So I talked to my sister on the phone for a long time this weekend, and it turns out the people who live in my late grandparents' house think it is haunted. Of course I don't believe this really, and it isn't supposedly haunted by my grandparents, but instead my great grandparents who also lived there. I never met them, but I did research them quite a bit when I worked at Ellis Island (apparently they visited France a lot). Anyways, apparently the people who live there now smell smoke and hear big band music at random times when no one else is home (whatever). It caused my sister and I to start talking about all our grandparents' funerals we have been to. The first one, my dad's dad was when I was in college, when we were all barely starting to feel like grown-ups at all (I realize there are plenty of people who never get to know any of their grandparents for any significant amount of time, and I feel fortunate to have known the four of them during the years I was growing up). The second one was when I was in grad school. When I got questioned by the airport security person as to why I was flying from Detroit to Laguardia at 6am on a Thursday I just burst out crying at her hostility - "My grandma died!!". I don't think I stopped crying until the wheels of the plane touched down in New York. It was terrible. I had dreams when I was a small child that one day my grandparents would die, but it still never seems like it should happen. It seems like the end of the world in that moment, like anything that would ever happen after that could only be very bleak and cold. The third funeral I was only in town for because of my friend's bachelorette party. That one almost seemed like the worst just because she was so much fun, undeniably, and had such an incredible zest for life. I also felt horrible for my grandpa who doesn't have his wife of 63 years anymore. Also, it almost gets to a point with grandparents' funerals where you aren't just mourning the person, you are mourning a time when everyone's lives were intertwined, when your cousins actually knew what was going on with you through triumphs and failures.
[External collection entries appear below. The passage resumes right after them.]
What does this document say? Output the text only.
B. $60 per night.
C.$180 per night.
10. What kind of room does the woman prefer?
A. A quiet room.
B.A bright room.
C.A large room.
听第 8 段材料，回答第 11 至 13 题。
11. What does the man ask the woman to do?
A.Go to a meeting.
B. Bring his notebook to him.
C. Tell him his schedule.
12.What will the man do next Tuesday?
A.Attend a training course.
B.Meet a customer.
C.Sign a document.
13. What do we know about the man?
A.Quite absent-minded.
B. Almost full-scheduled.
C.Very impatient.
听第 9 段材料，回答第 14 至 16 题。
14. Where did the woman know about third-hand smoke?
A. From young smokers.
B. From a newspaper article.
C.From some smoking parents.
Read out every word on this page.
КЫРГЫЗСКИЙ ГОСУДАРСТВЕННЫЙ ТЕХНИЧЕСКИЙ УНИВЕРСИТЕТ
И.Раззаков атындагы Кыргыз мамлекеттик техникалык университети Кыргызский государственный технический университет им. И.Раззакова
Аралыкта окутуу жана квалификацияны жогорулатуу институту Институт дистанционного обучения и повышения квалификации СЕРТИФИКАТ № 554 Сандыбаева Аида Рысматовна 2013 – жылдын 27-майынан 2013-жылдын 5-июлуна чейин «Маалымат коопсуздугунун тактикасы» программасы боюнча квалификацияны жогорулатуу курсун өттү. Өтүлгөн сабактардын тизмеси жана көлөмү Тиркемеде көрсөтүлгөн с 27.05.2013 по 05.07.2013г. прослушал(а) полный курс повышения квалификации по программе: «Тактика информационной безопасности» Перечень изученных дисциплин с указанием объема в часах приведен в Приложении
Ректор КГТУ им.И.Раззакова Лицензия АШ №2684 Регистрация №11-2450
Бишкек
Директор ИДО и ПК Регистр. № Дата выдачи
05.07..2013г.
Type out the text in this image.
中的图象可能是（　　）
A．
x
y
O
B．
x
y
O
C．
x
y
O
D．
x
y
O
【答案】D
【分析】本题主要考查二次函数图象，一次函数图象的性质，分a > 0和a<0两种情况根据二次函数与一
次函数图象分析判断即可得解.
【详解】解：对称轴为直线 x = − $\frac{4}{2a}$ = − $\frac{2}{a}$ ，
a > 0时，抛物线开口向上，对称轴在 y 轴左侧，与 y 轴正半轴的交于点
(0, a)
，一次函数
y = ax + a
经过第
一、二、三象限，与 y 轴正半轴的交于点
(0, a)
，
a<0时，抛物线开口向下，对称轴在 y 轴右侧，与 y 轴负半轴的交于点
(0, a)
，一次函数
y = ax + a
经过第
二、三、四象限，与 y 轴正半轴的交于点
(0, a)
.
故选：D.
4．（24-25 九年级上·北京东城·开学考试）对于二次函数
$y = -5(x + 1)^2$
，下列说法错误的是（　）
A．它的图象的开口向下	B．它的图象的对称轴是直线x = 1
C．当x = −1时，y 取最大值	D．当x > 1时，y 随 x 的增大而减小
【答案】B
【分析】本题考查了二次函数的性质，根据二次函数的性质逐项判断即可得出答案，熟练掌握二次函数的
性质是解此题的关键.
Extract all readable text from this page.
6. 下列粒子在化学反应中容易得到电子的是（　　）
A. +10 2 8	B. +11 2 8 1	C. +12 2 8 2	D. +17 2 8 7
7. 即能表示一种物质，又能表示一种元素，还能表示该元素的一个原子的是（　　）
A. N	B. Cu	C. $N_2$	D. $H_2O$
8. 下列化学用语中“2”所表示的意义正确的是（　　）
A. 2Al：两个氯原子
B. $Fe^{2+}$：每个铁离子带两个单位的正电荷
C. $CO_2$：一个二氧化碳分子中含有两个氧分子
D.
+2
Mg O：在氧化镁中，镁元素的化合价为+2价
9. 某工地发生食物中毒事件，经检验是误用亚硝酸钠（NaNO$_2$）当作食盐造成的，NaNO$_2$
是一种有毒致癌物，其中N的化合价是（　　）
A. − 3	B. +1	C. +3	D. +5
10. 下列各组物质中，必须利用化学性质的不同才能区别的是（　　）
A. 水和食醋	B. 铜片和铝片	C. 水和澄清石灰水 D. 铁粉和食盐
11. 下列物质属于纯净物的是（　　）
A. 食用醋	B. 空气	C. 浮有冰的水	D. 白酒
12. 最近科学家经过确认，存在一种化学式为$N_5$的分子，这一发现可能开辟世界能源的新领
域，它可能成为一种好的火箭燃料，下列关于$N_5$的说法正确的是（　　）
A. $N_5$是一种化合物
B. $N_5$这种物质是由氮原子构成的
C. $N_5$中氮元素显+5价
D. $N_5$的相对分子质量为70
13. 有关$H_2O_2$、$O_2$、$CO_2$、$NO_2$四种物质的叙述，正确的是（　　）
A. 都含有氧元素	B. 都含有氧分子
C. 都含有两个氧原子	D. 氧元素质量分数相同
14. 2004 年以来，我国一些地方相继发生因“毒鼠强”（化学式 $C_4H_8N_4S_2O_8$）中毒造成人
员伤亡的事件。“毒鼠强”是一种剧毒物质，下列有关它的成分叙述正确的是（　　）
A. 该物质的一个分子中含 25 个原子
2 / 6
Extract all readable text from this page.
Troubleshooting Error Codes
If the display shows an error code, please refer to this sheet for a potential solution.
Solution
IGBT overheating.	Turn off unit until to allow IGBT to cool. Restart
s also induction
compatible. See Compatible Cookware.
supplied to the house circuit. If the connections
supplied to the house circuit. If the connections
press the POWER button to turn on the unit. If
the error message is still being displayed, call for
So finally I said to my sister the thing is not to miss them so much. The thing is not to be sad forever. The important thing is to remember what was fun about them, and appreciate the ways they inspired you to be the person you are doing the work you do in the world. And when I think about the happiest moments with all my grandparents I think about the Great Lakes and going on vacations "Up North" in MI. That is what people do in MI for vacation - they drive 4 hours north and go lay on a beach somewhere and eat ice cream. That being the pattern, Standish is a good place to stop to eat. We used to stop at Wheeler's there, and while I see most of the reviews online are not good, it will forever have a place in my heart as the place we took a moment to stretch our legs on long car rides and eat delicious open faced roast beef sandwiches with mashed potatoes and gravy. As I remember, they also offered a ridiculous variety of pies.
So somehow after this conversation with my sister Saturday night I wanted to go to Grandma's on Central Ave. Of course it isn't ambitious or cool at all. Who else serves open faced roast beef sandwiches though? No one, I would think. Being a person who no longer has any grandmothers this place does feel like going to Grandma's. The holiday decorations are often ridiculous and kitschy (love it! especially for Valentine's Day). The amount of pies you can choose from is overwhelming (just like my grandmother would have wanted it). The menu includes club sandwiches, yankee pot roast, and liver and onions. We went on Saturday night, and my husband went for the dinner special. It is a crazy good deal including 3 sides (he got minestrone, carrots, and fries), roll and butter, complimentary glass of wine, and a slice of pie. I got a garden salad with ranch dressing. With all my affection for fancy salads and nutrient-rich greens, I have to say there is still something nostalgic for my Midwestern upbringing related to the taste of iceberg lettuce, croutons, and ranch dressing all together. I had the open-faced roast beef sandwich, and it was exactly what I was hoping for - the bread soggy from soaking up all the gravy, the roast beef so tender it can be eaten with just a fork. We also rarely ever make potatoes ourselves, because I enjoy making bread and he likes making pasta, so the mashed potatoes were a special treat to me. He had the liver and onions and actually said when he ordered it "I know this is straight out of the 1940s - but..." I tasted it and thought it was quite good. After much, much deliberation for what to have for his free piece of pie we went with the Napoleon Apple. It had a layer of apple filling, a layer of vanilla pudding, and chocolate and vanilla frosting on top with some sort of streusel type sugar crumble around the edges. We've previously had Boston Cream Pie and the Pumpkin, and this was just as good as those. I enjoyed the coffee too. We sat there for a while before remembering we had to go up to the front to pay, so that is good to know. Anyways, anyone looking for a bit of nostalgia, or to feel like they are actually visiting their grandma, can visit this restaurant as some kind of reminder or momentary substitute. I like it for what it is, even as I realize it makes me not very hip at all to request it on a Saturday night.